If enacted, the FACES program would be paid for in part by reducing the number of court appointed attorneys, both staff and private – and even though I do those appointments, that would be fine with me. Seeing a 12 year old in court, and sometimes faced with foster care or lockup for refusing to go to school when school is torture due to never diagnosed learning diagnoses or bullying is torture for me too. The Senate has passed the FACES legislation co-sponsored and championed by Senators Spilka and Donato – I hope that the House passes this legislation as well, and the Governor signs it AND it is properly funded.
“FACES would be gradually implemented over four years and would build off of the existing Children’s Behavioral Health Initiative and the excellent work that is being done in bullying prevention. By shifting the front door from the courts to our communities, we will see savings in other areas and programs. For example,
the Committee for Public Counsel Services testified that it will save $4 million annually because fewer court-appointed attorneys will be needed to represent children. The plan for a delayed implementation will
allow these and other resources to be reallocated in order to support the programs and initiatives of FACES.”
The FACES legislation is an example of the RIGHT way to $ave money on indigent defense – sensible diversion that reduces case loads for both courts and attorneys.
Over the long term, FACES will actually save
the Commonwealth money by facilitating early, more effective intervention,
keeping these children out of the criminal justice and correction system. It
will also provide a more unified method of data collection, helping us identify
what services are and are not available.
empowerment says
I’d say this gets to the heart of what’s wrong with our government today, and part of the reason for why we’re so politically divided.
What Spilka and Donato lay out in this sentence:
is the antithesis of early 21st century government (at least in this part of the world).
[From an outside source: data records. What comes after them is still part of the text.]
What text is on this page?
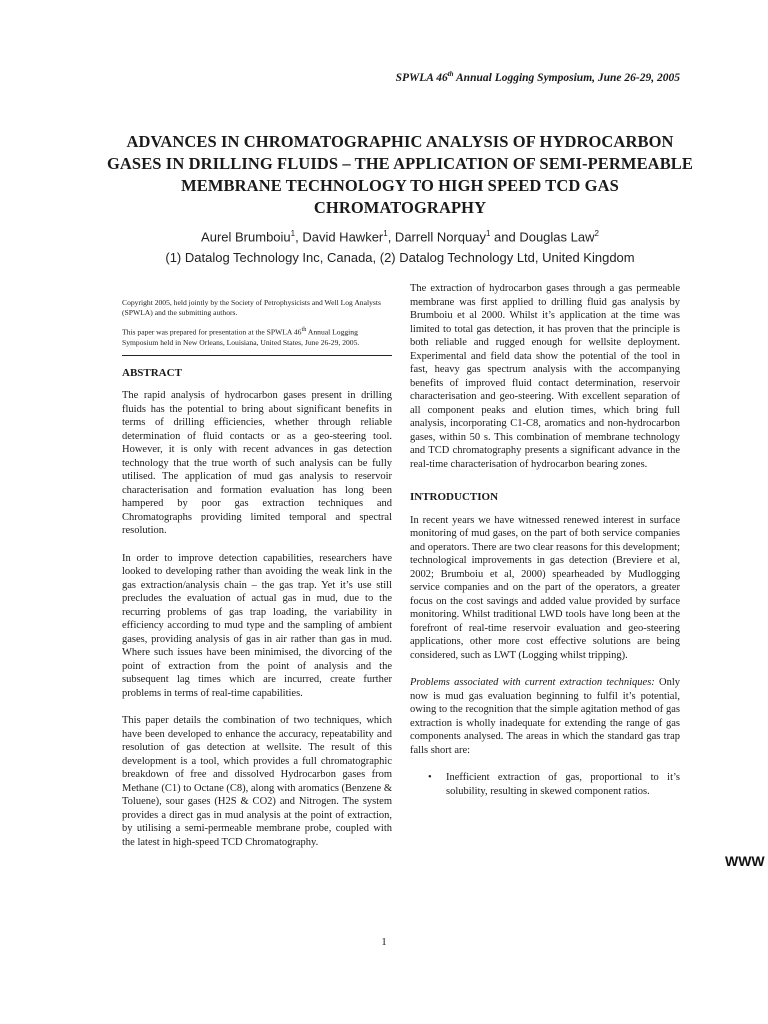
SPWLA 46th Annual Logging Symposium, June 26-29, 2005
ADVANCES IN CHROMATOGRAPHIC ANALYSIS OF HYDROCARBON GASES IN DRILLING FLUIDS – THE APPLICATION OF SEMI-PERMEABLE MEMBRANE TECHNOLOGY TO HIGH SPEED TCD GAS CHROMATOGRAPHY
Aurel Brumboiu$^1$, David Hawker$^1$, Darrell Norquay$^1$ and Douglas Law$^2$
(1) Datalog Technology Inc, Canada, (2) Datalog Technology Ltd, United Kingdom
Copyright 2005, held jointly by the Society of Petrophysicists and Well Log Analysts (SPWLA) and the submitting authors.
This paper was prepared for presentation at the SPWLA 46th Annual Logging Symposium held in New Orleans, Louisiana, United States, June 26-29, 2005.
ABSTRACT

The rapid analysis of hydrocarbon gases present in drilling fluids has the potential to bring about significant benefits in terms of drilling efficiencies, whether through reliable determination of fluid contacts or as a geo-steering tool. However, it is only with recent advances in gas detection technology that the true worth of such analysis can be fully utilised. The application of mud gas analysis to reservoir characterisation and formation evaluation has long been hampered by poor gas extraction techniques and Chromatographs providing limited temporal and spectral resolution.

In order to improve detection capabilities, researchers have looked to developing rather than avoiding the weak link in the gas extraction/analysis chain – the gas trap. Yet it’s use still precludes the evaluation of actual gas in mud, due to the recurring problems of gas trap loading, the variability in efficiency according to mud type and the sampling of ambient gases, providing analysis of gas in air rather than gas in mud. Where such issues have been minimised, the divorcing of the point of extraction from the point of analysis and the subsequent lag times which are incurred, create further problems in terms of real-time capabilities.

This paper details the combination of two techniques, which have been developed to enhance the accuracy, repeatability and resolution of gas detection at wellsite. The result of this development is a tool, which provides a full chromatographic breakdown of free and dissolved Hydrocarbon gases from Methane (C1) to Octane (C8), along with aromatics (Benzene & Toluene), sour gases (H2S & CO2) and Nitrogen. The system provides a direct gas in mud analysis at the point of extraction, by utilising a semi-permeable membrane probe, coupled with the latest in high-speed TCD Chromatography.

The extraction of hydrocarbon gases through a gas permeable membrane was first applied to drilling fluid gas analysis by Brumboiu et al 2000. Whilst it’s application at the time was limited to total gas detection, it has proven that the principle is both reliable and rugged enough for wellsite deployment. Experimental and field data show the potential of the tool in fast, heavy gas spectrum analysis with the accompanying benefits of improved fluid contact determination, reservoir characterisation and geo-steering. With excellent separation of all component peaks and elution times, which bring full analysis, incorporating C1-C8, aromatics and non-hydrocarbon gases, within 50 s. This combination of membrane technology and TCD chromatography presents a significant advance in the real-time characterisation of hydrocarbon bearing zones.

INTRODUCTION

In recent years we have witnessed renewed interest in surface monitoring of mud gases, on the part of both service companies and operators. There are two clear reasons for this development; technological improvements in gas detection (Breviere et al, 2002; Brumboiu et al, 2000) spearheaded by Mudlogging service companies and on the part of the operators, a greater focus on the cost savings and added value provided by surface monitoring. Whilst traditional LWD tools have long been at the forefront of real-time reservoir evaluation and geo-steering applications, other more cost effective solutions are being considered, such as LWT (Logging whilst tripping).

Problems associated with current extraction techniques: Only now is mud gas evaluation beginning to fulfil it’s potential, owing to the recognition that the simple agitation method of gas extraction is wholly inadequate for extending the range of gas components analysed. The areas in which the standard gas trap falls short are:

• Inefficient extraction of gas, proportional to it’s solubility, resulting in skewed component ratios.
1
WWW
Investment in the well-being of our collective future? Healthier children? Strengthening and supporting families? Strengthening and securing our communities? Not THIS legislature! Not THIS governor! Not THIS state! Not THIS country! All that stuff is un-American, not our modus operandi. No, no, let’s invest in the profit-making machinery that couldn’t care less about all that motherhood and apple-pie-in-the-sky nonsense. You want stronger, healthier, more disciplined kids? Sign them up with Uncle Sam.
Before I go overboard here, I should probably say THANK YOU to Spilka and Donato for sounding like genuine elected representatives. A rare breed. I hope they can apply this same logic to other critical issues.
AmberPaw says
TODAY if a child has experienced “social promotion”, cannot read, and is in a class where they are expected to do work they neither understand, nor are able to do and stop going to school – they are hauled into court, may be placed in foster care, or even in a DYS lockup with assaultive kids and kids who steal or use drugs just for avoiding daily failure. And appointed attorneys…FACES should cut the cost of court appointed attorneys by a minimum of $4 million AND requires an educational evaluation of kids who stop going to school. HINT – if school is working for a kid – the kid goes to school and there is no place that kid would rather be than with their friends and learning.